Gramm calls it, amusingly, the “freedom option.” It’s another opt-out proposal that would be put in place if the Supreme Court rules that states using federal health exchanges are ineligible for federal tax credits. As Gramm describes it in a Wall Street Journal Op-Ed, the “freedom option” would “guarantee the right of individuals and businesses to opt out of Obamacare” and purchase whatever insurance they wanted at whatever price they could get on the newly deregulated market. Sounds good, right? I mean, given the option, who wouldn’t choose “freedom”?
But as Jonathan Cohn points out, all Gramm is proposing here is allowing people to return to the pre-Obamacare days of young people buying cheap, barebones coverage while the old and sick find themselves either priced out of the market or denied coverage altogether. “Freedom” is terrific, so long as you don’t plan on getting sick or hurt.
What sets Gramm’s “freedom option” apart from other opt-out plans is the naked cynicism that motivates it. Gramm doesn’t actually care about whether people can afford insurance or providing coverage options for people with pre-existing conditions. His primary concern is helping Republicans avoid taking any political damage in the event that the Supreme Court rules against the administration in King and throws the health insurance market into complete chaos. To that end, he describes the “freedom option” as a policy that can exist alongside the Affordable Care Act and will create a happy national hybrid of two completely different health insurance markets:
Every American should have the right to decide not to participate in ObamaCare: If you like ObamaCare and its subsidies, you can keep it. If you don’t, you are free to buy the health insurance that fits your needs.
“If the freedom option were combined with a provision that allowed federal-exchange subsidies or state actions setting up state exchanges,” Gramm adds, “existing providers and recipients of subsidies would not be threatened.” This is nonsense, and Gramm knows it. The Affordable Care Act’s success is built on what’s popularly been described as the three-legged stool: the individual mandate, coverage mandates, and subsidies. Kick out one leg, and the whole thing collapses. Gramm wants to give people the option to kick out all three legs at once. The ACA can’t survive under those conditions, and he acknowledges as much later in the piece: “the freedom option would put ObamaCare on the path to extinction.”
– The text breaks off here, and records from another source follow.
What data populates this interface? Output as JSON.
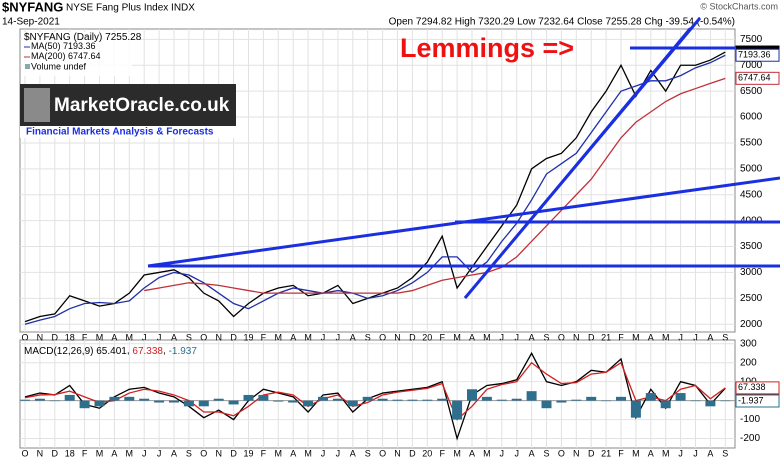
{
  "header": {
    "symbol": "$NYFANG",
    "name": "NYSE Fang Plus Index INDX",
    "date": "14-Sep-2021",
    "quote": "Open 7294.82 High 7320.29 Low 7232.64 Close 7255.28 Chg -39.54 (-0.54%)",
    "credit": "© StockCharts.com",
    "volume": "Volume undef",
    "logo": "MarketOracle.co.uk",
    "logo_sub": "Financial Markets Analysis & Forecasts",
    "annotation": "Lemmings =>"
  },
  "chart_data": [
    {
      "type": "line",
      "title": "$NYFANG (Daily)",
      "categories": [
        "O",
        "N",
        "D",
        "18",
        "F",
        "M",
        "A",
        "M",
        "J",
        "J",
        "A",
        "S",
        "O",
        "N",
        "D",
        "19",
        "F",
        "M",
        "A",
        "M",
        "J",
        "J",
        "A",
        "S",
        "O",
        "N",
        "D",
        "20",
        "F",
        "M",
        "A",
        "M",
        "J",
        "J",
        "A",
        "S",
        "O",
        "N",
        "D",
        "21",
        "F",
        "M",
        "A",
        "M",
        "J",
        "J",
        "A",
        "S"
      ],
      "series": [
        {
          "name": "$NYFANG (Daily)",
          "color": "#000000",
          "values": [
            2050,
            2150,
            2200,
            2550,
            2450,
            2350,
            2400,
            2600,
            2950,
            3000,
            3050,
            2900,
            2600,
            2450,
            2150,
            2400,
            2600,
            2700,
            2750,
            2550,
            2600,
            2750,
            2400,
            2500,
            2600,
            2700,
            2900,
            3200,
            3700,
            2700,
            3100,
            3500,
            3900,
            4300,
            5000,
            5200,
            5300,
            5600,
            6100,
            6500,
            7000,
            6400,
            6900,
            6500,
            7000,
            7000,
            7100,
            7255.28
          ]
        },
        {
          "name": "MA(50)",
          "color": "#1f2fa8",
          "values": [
            2000,
            2080,
            2150,
            2300,
            2400,
            2420,
            2400,
            2450,
            2700,
            2900,
            3000,
            2950,
            2800,
            2600,
            2400,
            2300,
            2450,
            2600,
            2700,
            2650,
            2600,
            2650,
            2600,
            2500,
            2550,
            2650,
            2800,
            3000,
            3300,
            3300,
            3000,
            3200,
            3600,
            3950,
            4400,
            4900,
            5100,
            5300,
            5700,
            6100,
            6500,
            6600,
            6700,
            6700,
            6800,
            6950,
            7050,
            7193.36
          ]
        },
        {
          "name": "MA(200)",
          "color": "#c0303a",
          "values": [
            null,
            null,
            null,
            null,
            null,
            null,
            null,
            null,
            2650,
            2700,
            2750,
            2800,
            2780,
            2750,
            2700,
            2650,
            2600,
            2600,
            2600,
            2600,
            2600,
            2600,
            2600,
            2600,
            2600,
            2600,
            2650,
            2750,
            2850,
            2900,
            2950,
            3000,
            3100,
            3300,
            3600,
            3900,
            4200,
            4500,
            4800,
            5200,
            5600,
            5900,
            6100,
            6300,
            6450,
            6550,
            6650,
            6747.64
          ]
        }
      ],
      "ylim": [
        1850,
        7700
      ],
      "yticks": [
        2000,
        2500,
        3000,
        3500,
        4000,
        4500,
        5000,
        5500,
        6000,
        6500,
        7000,
        7500
      ],
      "grid": true
    },
    {
      "type": "line",
      "title": "MACD(12,26,9)",
      "series": [
        {
          "name": "MACD",
          "color": "#000000",
          "values": [
            20,
            40,
            30,
            80,
            -20,
            -40,
            20,
            60,
            70,
            40,
            20,
            -30,
            -90,
            -50,
            -100,
            0,
            60,
            40,
            20,
            -60,
            30,
            40,
            -60,
            10,
            40,
            50,
            60,
            70,
            100,
            -200,
            30,
            80,
            90,
            110,
            250,
            100,
            80,
            100,
            160,
            150,
            220,
            -90,
            60,
            -40,
            100,
            80,
            -20,
            65.401
          ]
        },
        {
          "name": "Signal",
          "color": "#d02020",
          "values": [
            15,
            30,
            32,
            50,
            20,
            -10,
            0,
            40,
            60,
            50,
            30,
            0,
            -60,
            -60,
            -80,
            -30,
            30,
            45,
            30,
            -30,
            10,
            30,
            -30,
            -10,
            30,
            45,
            55,
            65,
            90,
            -100,
            -30,
            60,
            85,
            100,
            200,
            140,
            90,
            95,
            140,
            150,
            200,
            0,
            20,
            0,
            60,
            80,
            10,
            67.338
          ]
        },
        {
          "name": "Histogram",
          "type": "bar",
          "color": "#2e6f8e",
          "values": [
            5,
            10,
            -2,
            30,
            -40,
            -30,
            20,
            20,
            10,
            -10,
            -10,
            -30,
            -30,
            10,
            -20,
            30,
            30,
            -5,
            -10,
            -30,
            20,
            10,
            -30,
            20,
            10,
            5,
            5,
            5,
            10,
            -100,
            60,
            20,
            5,
            10,
            50,
            -40,
            -10,
            5,
            20,
            0,
            20,
            -90,
            40,
            -40,
            40,
            0,
            -30,
            -1.937
          ]
        }
      ],
      "ylim": [
        -250,
        320
      ],
      "yticks": [
        -200,
        -100,
        100,
        200,
        300
      ],
      "grid": true
    }
  ]
}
So what he’s advocating here is a strategy to trick people into believing they’re being given the “freedom” to pursue health coverage however they see fit, when in reality they’re being slowly railroaded into the pre-Obamacare hell of arbitrarily high premiums, discrimination based on pre-existing conditions, ballooning uninsurance rates, uncompensated emergency room care, and the like. And then, only after Obamacare has died, the GOP will finally come forward with their long-promised magical healthcare reform plan that will lower costs, boost coverage, cost nothing, and regulate no one.